El 1 de abril de 2003, dos semanas después del inicio de la invasión estadounidense, el secretario de Defensa Donald Rumsfeld declaró que Estados Unidos no buscaba otra cosa que la rendición incondicional del régimen iraquí. En agosto de 2007, los estadounidenses seguían luchando en Irak. A medida que el conflicto se prolongaba, el presidente Bush trataba de asegurar a los estadounidenses que la «guerra contra el terror» terminaría con una victoria como la que consiguió la generación de su padre. En su discurso ante los Veteranos de Guerras Extranjeras, Bush comenzó con una parábola. Su historia comenzó en «una mañana soleada, cuando miles de estadounidenses fueron asesinados en un ataque sorpresa y nuestra nación se vio impulsada a un conflicto que nos llevaría a todos los rincones del mundo».

«El enemigo que acabo de describir no es Al Qaeda», continuó, «y el ataque no es el 11-S, y el imperio no es el califato radical imaginado por Osama bin Laden. Por el contrario, lo que he descrito es la maquinaria bélica del Japón imperial en la década de 1940, su ataque por sorpresa a Pearl Harbor y su intento de imponer su imperio en toda Asia oriental». Despreciando a los críticos que menospreciaban los esfuerzos estadounidenses por extender la democracia por Oriente Medio, el presidente recordó a los oyentes que los expertos también habían dudado de que Estados Unidos fuera capaz de democratizar Japón.

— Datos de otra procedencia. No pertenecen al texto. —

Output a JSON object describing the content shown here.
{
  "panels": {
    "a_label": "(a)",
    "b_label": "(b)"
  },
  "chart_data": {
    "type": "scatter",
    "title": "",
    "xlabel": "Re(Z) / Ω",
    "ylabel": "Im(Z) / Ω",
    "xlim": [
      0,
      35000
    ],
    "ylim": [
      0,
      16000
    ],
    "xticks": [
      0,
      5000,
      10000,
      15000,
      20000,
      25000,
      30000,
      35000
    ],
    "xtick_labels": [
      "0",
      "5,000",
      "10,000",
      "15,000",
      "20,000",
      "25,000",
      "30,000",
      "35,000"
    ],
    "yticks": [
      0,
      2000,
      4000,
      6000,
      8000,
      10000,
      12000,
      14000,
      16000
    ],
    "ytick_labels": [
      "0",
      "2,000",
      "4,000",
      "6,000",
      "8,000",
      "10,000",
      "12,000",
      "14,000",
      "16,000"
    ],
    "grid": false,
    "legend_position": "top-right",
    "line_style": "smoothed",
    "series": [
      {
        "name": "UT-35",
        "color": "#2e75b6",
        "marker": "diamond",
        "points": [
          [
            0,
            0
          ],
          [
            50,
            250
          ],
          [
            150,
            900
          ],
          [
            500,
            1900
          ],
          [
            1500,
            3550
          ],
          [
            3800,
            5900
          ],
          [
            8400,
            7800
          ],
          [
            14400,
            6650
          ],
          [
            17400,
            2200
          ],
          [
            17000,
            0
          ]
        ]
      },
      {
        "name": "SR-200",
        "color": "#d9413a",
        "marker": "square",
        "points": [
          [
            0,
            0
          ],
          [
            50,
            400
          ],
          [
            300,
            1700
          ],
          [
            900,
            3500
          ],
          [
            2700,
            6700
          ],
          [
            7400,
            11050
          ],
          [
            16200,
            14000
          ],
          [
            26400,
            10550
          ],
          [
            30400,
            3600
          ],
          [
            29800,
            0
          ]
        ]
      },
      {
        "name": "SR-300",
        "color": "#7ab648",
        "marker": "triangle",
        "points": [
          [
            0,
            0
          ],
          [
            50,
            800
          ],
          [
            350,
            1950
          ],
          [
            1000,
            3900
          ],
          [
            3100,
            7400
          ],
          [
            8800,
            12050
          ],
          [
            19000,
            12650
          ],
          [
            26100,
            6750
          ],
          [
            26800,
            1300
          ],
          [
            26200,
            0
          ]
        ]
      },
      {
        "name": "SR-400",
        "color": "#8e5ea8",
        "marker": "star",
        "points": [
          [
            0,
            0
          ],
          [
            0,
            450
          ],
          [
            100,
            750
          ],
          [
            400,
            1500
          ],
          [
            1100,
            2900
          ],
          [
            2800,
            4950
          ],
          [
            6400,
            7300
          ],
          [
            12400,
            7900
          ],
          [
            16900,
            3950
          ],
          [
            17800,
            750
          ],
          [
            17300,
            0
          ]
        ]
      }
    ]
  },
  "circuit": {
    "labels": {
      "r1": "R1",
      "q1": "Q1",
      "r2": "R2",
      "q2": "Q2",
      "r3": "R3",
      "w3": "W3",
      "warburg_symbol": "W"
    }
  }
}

Sin embargo, cuando el presidente habló, los estadounidenses habían perdido su entusiasmo por la cruzada de Oriente Medio. Al igual que sus predecesores durante el verano de 1945, miraban más allá del conflicto y se centraban en los asuntos internos. Para la mayoría de los estadounidenses, el precio de la victoria total en Oriente Medio había superado su valor.

Cuando los estadounidenses conmemoran el 75º aniversario del final de la guerra con Japón, harían bien en recordar que fueron necesarias dos bombas atómicas y la entrada de los soviéticos en la guerra para obligar a Japón a rendirse incondicionalmente. Se consiguió una gran victoria. Por un momento, pero sólo un momento, Estados Unidos se había liberado de la historia y había escapado al destino de otras naciones que lucharon por conseguir la victoria a un coste aceptable para sus ciudadanos. Desde entonces, ese momento no ha vuelto, ni deberíamos esperar que lo haga.